Тайные переговоры, проводимые Фердинандом, сорвались. В Париже в октябре 1795 г. распался Конвент, уступив место Директории. От этого нового правительства Мария Каролина не только ничего не ждала, но и предостерегла сторонников мира против видимости перемен. «Совет Пятисот или Конвент, Директория или Комитет общественной безопасности, одетые кто в синее, кто в зеленое — это все, — говорила королева, — одни и те же люди, одна и та же система, одни и те же демократические принципы… Мысль о заключении мира с Республикой убивает меня». Для Марии Каролины, как позже для Клемансо, Французская революция была равносильна преступлению.
«Дело — дьявольское», но человек — великий
Вопреки Фердинанду, королева собиралась остаться в вой не вместе с Австрией и Англией. Это намерение плохо сочеталось с той блестящей кампанией, что провел в Италии молодой французский генерал 28 лет от роду. За считанные недели Наполеон Бонапарт во главе армии из «голых и голодных» солдат разбил пьемонтцев и австрийцев. 15 мая 1796 г. он вступил в Милан, и, по словам Стендаля, показал «миру, что спустя много столетий у Цезаря и Александра появился преемник»[120]. Ошеломленные столь неожиданными поражениями, король Пьемонта и Сардинии, герцоги Пармы и Модены тут же взмолились о перемирии. Где остановятся французы, кто станет их новой жертвой? Бонапарт уже звал армию идти дальше: «Да, солдаты, вы хорошо потрудились, но разве у вас не осталось больше никаких дел? Не скажут ли о нас, что мы сумели победить, да не сумели воспользоваться плодами победы?» Итальянская армия рвалась к Флоренции и Риму. Пощадила ли она Неаполь?
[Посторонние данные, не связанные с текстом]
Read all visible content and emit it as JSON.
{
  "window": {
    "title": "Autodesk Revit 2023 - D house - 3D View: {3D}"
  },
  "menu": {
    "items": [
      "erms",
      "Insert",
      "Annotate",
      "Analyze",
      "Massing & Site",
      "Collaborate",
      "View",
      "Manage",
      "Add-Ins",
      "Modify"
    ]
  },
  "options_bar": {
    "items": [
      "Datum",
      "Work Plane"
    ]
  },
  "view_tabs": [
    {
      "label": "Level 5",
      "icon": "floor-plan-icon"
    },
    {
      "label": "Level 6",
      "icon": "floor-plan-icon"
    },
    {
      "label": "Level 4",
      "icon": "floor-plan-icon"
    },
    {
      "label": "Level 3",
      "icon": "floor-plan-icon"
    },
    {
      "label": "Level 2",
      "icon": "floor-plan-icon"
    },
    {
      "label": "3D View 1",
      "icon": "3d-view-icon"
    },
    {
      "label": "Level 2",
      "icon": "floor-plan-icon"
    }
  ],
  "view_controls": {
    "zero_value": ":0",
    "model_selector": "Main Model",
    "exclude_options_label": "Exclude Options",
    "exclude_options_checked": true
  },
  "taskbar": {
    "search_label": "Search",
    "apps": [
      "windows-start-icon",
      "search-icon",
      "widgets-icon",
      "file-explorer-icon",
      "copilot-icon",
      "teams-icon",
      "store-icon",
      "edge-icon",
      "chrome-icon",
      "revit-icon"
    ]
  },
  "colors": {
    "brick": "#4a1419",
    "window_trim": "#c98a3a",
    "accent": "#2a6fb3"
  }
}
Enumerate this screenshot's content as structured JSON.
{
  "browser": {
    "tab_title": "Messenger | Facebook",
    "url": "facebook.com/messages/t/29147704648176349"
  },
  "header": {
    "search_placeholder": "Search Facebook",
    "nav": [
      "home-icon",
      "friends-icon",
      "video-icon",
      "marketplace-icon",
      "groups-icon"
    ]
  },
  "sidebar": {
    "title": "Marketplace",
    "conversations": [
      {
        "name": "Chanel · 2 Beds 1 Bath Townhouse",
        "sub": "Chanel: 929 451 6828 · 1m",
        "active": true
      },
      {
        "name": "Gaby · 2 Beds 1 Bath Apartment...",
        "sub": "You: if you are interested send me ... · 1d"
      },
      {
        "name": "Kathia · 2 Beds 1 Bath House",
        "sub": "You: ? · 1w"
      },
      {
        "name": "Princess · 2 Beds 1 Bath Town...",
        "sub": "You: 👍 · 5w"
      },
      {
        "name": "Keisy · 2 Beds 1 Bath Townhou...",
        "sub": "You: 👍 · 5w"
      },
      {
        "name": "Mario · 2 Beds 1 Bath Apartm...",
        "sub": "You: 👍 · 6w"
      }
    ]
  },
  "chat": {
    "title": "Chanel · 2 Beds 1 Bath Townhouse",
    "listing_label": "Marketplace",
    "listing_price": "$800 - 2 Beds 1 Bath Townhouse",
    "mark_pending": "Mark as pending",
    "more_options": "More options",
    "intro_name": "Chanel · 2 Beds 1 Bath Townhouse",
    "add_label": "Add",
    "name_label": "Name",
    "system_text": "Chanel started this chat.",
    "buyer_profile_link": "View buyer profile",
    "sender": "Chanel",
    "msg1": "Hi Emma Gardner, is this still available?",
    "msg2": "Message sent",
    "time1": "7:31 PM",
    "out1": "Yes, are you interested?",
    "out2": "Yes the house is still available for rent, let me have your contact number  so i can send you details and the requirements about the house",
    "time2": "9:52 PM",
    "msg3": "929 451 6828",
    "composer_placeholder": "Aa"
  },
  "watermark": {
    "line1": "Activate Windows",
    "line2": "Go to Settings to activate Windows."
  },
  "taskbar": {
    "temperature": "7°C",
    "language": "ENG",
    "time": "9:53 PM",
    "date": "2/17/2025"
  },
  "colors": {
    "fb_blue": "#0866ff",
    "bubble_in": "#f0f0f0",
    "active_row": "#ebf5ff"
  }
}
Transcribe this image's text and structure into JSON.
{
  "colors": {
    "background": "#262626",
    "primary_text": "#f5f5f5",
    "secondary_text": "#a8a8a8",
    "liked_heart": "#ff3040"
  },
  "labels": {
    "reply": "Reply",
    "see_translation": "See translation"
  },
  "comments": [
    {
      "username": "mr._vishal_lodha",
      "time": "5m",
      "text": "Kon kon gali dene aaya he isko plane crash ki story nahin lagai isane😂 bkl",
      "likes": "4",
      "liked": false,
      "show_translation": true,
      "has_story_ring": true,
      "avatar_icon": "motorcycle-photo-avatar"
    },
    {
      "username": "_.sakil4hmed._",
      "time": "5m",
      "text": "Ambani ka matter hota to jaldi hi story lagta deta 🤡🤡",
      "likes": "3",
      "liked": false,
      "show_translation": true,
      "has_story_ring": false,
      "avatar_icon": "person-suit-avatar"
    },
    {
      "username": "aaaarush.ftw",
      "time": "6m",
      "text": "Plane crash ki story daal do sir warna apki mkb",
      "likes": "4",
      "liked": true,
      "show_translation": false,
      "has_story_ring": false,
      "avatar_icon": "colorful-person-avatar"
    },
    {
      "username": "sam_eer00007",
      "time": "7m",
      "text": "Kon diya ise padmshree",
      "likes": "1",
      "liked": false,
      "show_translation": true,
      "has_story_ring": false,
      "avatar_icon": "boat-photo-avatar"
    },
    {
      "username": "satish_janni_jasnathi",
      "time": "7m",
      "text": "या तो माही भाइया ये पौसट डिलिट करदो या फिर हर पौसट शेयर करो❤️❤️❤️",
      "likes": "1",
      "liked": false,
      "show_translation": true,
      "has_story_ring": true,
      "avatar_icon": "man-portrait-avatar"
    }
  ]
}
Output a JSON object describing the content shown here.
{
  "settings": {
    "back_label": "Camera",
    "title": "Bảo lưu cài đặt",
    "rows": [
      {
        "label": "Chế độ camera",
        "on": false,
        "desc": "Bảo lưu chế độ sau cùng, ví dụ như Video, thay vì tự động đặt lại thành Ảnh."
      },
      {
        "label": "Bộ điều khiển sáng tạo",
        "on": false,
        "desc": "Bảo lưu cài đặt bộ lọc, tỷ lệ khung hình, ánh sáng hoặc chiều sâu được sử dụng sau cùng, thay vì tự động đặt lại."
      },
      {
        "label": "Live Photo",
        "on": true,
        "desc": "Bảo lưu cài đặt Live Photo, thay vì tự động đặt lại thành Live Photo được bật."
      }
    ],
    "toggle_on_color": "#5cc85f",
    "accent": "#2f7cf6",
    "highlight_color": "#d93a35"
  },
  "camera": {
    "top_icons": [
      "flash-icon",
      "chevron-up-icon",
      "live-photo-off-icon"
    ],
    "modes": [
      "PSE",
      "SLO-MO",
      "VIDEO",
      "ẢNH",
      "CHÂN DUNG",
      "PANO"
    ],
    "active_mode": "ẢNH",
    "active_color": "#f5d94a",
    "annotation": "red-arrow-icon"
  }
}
Впервые так много опасностей одновременно пошатнули решимость Марии Каролины, но она взяла себя в руки при страшной мысли, что королю придется договариваться с удачливым генералом. Фердинанд беспокоился. Его кавалерийские полки воевали на стороне австрийцев, что могло рассердить французов. Подобно другим итальянским монархам, король Неаполя попросил мира и получил его. Франция поставила вполне приемлемые условия: увести неаполитанские войска с севера Италии и отозвать корабли, плавающие вместе с английским флотом. Эти уступки — мягкие, если сравнивать с теми, что были заключены с папой — Мария Каролина тут же сочла непомерными: «Это [перемирие] — на руку этим несчастным, которые только и желают, что разграбить и разорить Италию». Дипломаты короля Фердинанда старались превратить перемирие в договор о мире, но ни одно из условий, выдвинутых Парижем, не нашло одобрения у королевы.